On November 12, his granddaughter Kaye Albert and Noreen Stone are planning to celebrate the centenary of the trees and their history.
"100 years ago, they brought everything out because there was nothing here, bringing the horse and cart over the dunes and down the beach," Kaye said.
"Every couple of weeks he'd bring the family out here and they'd water them out of the natural spring."
Ten of the original trees have stood the test of time and the family had secured permission to replant the missing trees.
"We've got the eldest (member of the family), who is 96, and the youngest at seven months and they'll plant the two trees," Kaye said.
"They are such an iconic part of the area we decided to organise an event to mark the occasion."
The day will start with a march at 10am from the Brooms Head bridge to the boat ramp, with pipes, clydesdale horses and timber boats part of the procession.
Organisers are eager to get the whole community involved.
"We're really keen to get local school kids involved in the day as well," Kaye said.
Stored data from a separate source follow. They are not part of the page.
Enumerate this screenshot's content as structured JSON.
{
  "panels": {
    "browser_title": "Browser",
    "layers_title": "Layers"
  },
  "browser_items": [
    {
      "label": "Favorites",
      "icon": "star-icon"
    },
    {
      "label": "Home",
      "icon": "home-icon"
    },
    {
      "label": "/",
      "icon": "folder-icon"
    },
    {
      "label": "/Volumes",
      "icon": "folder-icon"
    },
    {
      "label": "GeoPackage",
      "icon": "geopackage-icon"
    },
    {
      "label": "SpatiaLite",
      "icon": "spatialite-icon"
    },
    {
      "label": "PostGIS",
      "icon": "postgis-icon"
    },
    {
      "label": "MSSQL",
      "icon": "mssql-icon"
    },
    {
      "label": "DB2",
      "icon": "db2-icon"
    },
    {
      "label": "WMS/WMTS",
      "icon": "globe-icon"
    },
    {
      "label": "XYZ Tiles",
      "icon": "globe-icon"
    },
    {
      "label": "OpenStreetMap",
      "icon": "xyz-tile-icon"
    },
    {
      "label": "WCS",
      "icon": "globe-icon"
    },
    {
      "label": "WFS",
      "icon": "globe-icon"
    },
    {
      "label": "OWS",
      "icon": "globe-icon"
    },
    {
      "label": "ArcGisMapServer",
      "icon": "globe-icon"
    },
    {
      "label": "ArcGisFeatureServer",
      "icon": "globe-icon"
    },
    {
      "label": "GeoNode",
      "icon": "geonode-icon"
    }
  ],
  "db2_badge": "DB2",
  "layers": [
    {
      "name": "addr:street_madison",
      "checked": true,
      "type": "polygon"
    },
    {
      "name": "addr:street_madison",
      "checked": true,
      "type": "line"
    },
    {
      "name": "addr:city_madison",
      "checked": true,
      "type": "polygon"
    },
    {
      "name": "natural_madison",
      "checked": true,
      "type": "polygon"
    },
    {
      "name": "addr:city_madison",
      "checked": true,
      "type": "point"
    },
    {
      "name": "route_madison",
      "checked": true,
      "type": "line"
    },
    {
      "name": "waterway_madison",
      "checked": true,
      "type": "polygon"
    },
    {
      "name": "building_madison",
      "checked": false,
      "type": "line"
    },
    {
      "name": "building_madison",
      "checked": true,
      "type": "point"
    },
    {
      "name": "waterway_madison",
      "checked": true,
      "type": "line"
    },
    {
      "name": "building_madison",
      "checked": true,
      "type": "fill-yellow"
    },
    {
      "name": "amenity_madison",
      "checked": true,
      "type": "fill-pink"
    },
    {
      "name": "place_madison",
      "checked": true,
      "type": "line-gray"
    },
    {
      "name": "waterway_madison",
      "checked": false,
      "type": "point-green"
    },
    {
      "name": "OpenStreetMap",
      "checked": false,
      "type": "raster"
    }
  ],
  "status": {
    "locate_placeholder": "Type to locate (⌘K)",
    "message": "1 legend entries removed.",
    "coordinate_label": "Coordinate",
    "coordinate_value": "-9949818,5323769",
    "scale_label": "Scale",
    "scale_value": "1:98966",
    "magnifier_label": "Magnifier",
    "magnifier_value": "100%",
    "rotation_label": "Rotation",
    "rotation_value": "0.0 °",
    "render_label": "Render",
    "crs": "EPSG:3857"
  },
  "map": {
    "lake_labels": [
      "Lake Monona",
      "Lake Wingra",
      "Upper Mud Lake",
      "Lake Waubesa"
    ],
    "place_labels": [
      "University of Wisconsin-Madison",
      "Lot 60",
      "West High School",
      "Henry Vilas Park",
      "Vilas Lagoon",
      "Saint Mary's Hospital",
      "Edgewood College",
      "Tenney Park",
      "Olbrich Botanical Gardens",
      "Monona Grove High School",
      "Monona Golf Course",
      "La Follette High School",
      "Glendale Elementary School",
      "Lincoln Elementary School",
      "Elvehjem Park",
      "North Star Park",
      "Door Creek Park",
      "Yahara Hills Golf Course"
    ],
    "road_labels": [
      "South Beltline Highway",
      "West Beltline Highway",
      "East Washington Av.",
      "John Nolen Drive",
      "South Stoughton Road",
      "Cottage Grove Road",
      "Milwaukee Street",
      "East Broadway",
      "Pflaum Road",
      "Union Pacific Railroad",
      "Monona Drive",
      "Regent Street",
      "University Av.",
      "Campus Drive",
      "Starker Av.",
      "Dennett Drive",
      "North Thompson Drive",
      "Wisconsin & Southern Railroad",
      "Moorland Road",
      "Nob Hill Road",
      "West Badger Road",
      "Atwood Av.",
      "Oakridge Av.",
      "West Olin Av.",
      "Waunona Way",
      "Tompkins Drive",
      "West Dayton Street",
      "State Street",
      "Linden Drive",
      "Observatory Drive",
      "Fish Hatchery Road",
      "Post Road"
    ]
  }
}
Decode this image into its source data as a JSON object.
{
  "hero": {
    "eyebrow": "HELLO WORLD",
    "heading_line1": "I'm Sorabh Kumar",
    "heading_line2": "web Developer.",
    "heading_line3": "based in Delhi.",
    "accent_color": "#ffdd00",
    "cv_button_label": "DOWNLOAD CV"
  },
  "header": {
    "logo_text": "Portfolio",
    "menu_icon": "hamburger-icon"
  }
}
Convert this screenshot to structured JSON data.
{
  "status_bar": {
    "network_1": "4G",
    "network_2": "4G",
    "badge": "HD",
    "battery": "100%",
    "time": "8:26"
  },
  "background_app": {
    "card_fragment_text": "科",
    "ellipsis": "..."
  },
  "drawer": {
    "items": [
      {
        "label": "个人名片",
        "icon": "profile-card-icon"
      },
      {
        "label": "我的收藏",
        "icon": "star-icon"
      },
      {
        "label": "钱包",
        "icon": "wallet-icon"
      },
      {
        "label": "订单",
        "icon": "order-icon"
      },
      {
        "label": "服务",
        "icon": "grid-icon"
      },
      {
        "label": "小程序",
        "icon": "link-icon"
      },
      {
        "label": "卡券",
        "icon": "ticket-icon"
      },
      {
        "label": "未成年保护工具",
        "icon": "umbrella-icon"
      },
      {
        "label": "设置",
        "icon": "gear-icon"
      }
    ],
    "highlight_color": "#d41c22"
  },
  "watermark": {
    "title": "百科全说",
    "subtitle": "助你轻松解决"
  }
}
"We've also invited the Yaegl community to do a welcome to country and a smoking ceremony."
Kaye said a lot of people from the region had a real affinity for 'The Broom' and people would be travelling from Queensland and Victoria to celebrate their heritage.
"It's a day for people to come together, a reunion for friends and family," she said.
"It starts with our family and encompasses the whole community."